Litigation Finance Primer: Part 6
Editor’s Note: This article is the sixth in a series forming a litigation finance primer for parties new to the space. For the first article in the series, click here.
Exceptions to the doctrine prohibiting champerty are not new. The first commonly allowed exception to champerty cam very early on in United States History with attorneys being allowed to represent people seeking monetary damages on what is called a contingency basis.
A contingency basis agreement means that the attorney has agreed to forego all payment for representation unless and until such time as the case has a favorable outcome or settlement. After the judgment or damages are awarded the attorney receives an agreed upon amount generally a third but sometimes as much as half. While legislation allowing such agreements is new and looked upon with suspicion in many jurisdiction the United States has allowed such arrangements for more than 100 years.
Contingency fee are one of three methods commonly used for purchasing the services of an attorney in the United States. The second is a fixed fee arrangement wherein the attorney agrees to perform a specific task such as preparing or filing simple business or legal documents. The third method is that an attorney may charge an hourly fee for more complex or open ended tasks such as legal representation in a case or suit or complex advice such as that regarding taxes or contract creation.

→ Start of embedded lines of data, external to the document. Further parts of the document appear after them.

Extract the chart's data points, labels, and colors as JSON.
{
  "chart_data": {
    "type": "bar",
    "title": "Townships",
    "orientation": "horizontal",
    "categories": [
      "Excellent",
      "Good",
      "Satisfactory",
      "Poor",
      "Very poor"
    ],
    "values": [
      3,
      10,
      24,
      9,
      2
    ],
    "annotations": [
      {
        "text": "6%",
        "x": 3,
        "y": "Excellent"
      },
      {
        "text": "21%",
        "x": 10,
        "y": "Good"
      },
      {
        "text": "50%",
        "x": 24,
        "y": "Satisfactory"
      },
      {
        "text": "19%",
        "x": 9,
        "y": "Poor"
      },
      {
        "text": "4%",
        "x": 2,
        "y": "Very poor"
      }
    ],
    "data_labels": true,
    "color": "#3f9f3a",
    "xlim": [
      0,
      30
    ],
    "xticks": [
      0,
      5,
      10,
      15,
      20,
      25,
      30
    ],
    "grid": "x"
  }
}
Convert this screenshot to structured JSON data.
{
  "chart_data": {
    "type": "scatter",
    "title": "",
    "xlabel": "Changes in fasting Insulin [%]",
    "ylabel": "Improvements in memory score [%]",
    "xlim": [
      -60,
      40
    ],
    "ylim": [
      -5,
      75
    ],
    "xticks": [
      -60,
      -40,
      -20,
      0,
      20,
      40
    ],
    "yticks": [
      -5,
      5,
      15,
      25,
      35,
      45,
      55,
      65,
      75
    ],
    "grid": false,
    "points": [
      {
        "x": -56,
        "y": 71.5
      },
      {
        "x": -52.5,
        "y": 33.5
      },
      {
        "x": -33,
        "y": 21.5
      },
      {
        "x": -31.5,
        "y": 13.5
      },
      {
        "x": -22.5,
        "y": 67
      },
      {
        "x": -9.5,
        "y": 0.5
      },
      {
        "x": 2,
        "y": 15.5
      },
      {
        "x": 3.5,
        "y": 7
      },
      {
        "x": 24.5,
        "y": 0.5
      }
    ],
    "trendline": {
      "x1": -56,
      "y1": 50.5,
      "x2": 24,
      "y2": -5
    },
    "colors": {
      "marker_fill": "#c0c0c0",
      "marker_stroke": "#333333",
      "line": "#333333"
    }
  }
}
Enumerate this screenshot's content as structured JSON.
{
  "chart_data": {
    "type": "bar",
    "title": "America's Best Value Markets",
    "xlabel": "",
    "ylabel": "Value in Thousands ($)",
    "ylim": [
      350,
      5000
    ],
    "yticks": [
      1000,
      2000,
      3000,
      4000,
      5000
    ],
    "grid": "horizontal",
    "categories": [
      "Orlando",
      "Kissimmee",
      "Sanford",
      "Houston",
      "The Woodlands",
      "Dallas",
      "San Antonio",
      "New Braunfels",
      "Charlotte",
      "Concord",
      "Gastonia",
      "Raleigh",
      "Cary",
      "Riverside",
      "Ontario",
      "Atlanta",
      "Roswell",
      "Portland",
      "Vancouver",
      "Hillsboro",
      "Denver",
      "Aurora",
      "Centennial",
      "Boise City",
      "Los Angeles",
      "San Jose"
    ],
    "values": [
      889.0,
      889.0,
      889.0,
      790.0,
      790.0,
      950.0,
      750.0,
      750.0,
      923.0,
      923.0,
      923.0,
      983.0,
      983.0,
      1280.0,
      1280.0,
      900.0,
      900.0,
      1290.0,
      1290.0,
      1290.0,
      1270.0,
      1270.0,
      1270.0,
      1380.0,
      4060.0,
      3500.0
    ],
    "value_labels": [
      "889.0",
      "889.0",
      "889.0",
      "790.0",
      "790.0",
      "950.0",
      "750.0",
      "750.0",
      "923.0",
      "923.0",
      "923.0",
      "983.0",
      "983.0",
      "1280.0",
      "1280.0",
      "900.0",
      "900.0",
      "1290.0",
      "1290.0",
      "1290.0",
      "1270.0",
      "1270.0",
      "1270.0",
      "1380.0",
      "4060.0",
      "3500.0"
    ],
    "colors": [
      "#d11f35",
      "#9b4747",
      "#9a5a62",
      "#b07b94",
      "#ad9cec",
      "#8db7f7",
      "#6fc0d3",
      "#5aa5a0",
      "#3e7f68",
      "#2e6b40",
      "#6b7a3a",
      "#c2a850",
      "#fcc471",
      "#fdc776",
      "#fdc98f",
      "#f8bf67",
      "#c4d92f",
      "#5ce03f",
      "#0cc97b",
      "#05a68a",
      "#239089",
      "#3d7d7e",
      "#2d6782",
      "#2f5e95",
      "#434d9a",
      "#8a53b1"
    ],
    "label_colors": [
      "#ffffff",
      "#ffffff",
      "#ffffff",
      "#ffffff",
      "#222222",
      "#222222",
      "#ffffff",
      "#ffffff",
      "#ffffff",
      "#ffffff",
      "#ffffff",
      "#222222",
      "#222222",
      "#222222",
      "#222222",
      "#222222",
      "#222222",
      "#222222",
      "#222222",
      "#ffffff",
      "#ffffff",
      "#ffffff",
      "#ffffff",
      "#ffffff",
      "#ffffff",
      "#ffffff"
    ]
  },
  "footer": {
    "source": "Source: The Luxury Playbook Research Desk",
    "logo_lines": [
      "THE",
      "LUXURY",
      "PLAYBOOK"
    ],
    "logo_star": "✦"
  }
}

The contingency fee is a tool by which persons of more limited means are able to gain access to legal representation and has been allowed in all 50 states in the United States. It is by far the oldest and most common form of third-party financing in the United States. Contingency fee arrangements are most commonly used by personal injury attorneys, however they are available to all practitioners and the uses for this arrangement are limited only to the imagination of the client and practitioner.
Contingency fee arrangements have a long history within the United States stretching back to the days of settlers and the frontier. Generally these arrangements are used when the plaintiff had a just cause but lacked the resources to pursue the case. The contingency fee has met this need and provides access to the legal system for people who would otherwise be unable to access it. Famous historical practitioners who used contingency fee arrangements include senators and renowned orators such as Henry Clay and Daniel Webster.
The industrial revolution brought with it momentous changes including those allow more much more efficient transportation and communication systems than had ever existed before. This allowed for business of all types and involving all industries to expand to levels never seen before. It also created through working and living conditions an atmosphere in which defendants who possessed substantial resources were commonly incurring liabilities with people of very limited resources. These potential plaintiffs created a great need within the legal marketplace and this was the space which the contingency fee filled.
While the legality of contingency fees was challenged many times in court it was virtually always upheld as a legal arrangement. Finally in 1908 more than a century ago the American Bar Association endorsed contingency fees and by the late 1960 the practice had been allowed for throughout the union. While these arrangements were limited in nature and generally used under specific circumstances this exception to the doctrine against champrty became entrenched in law.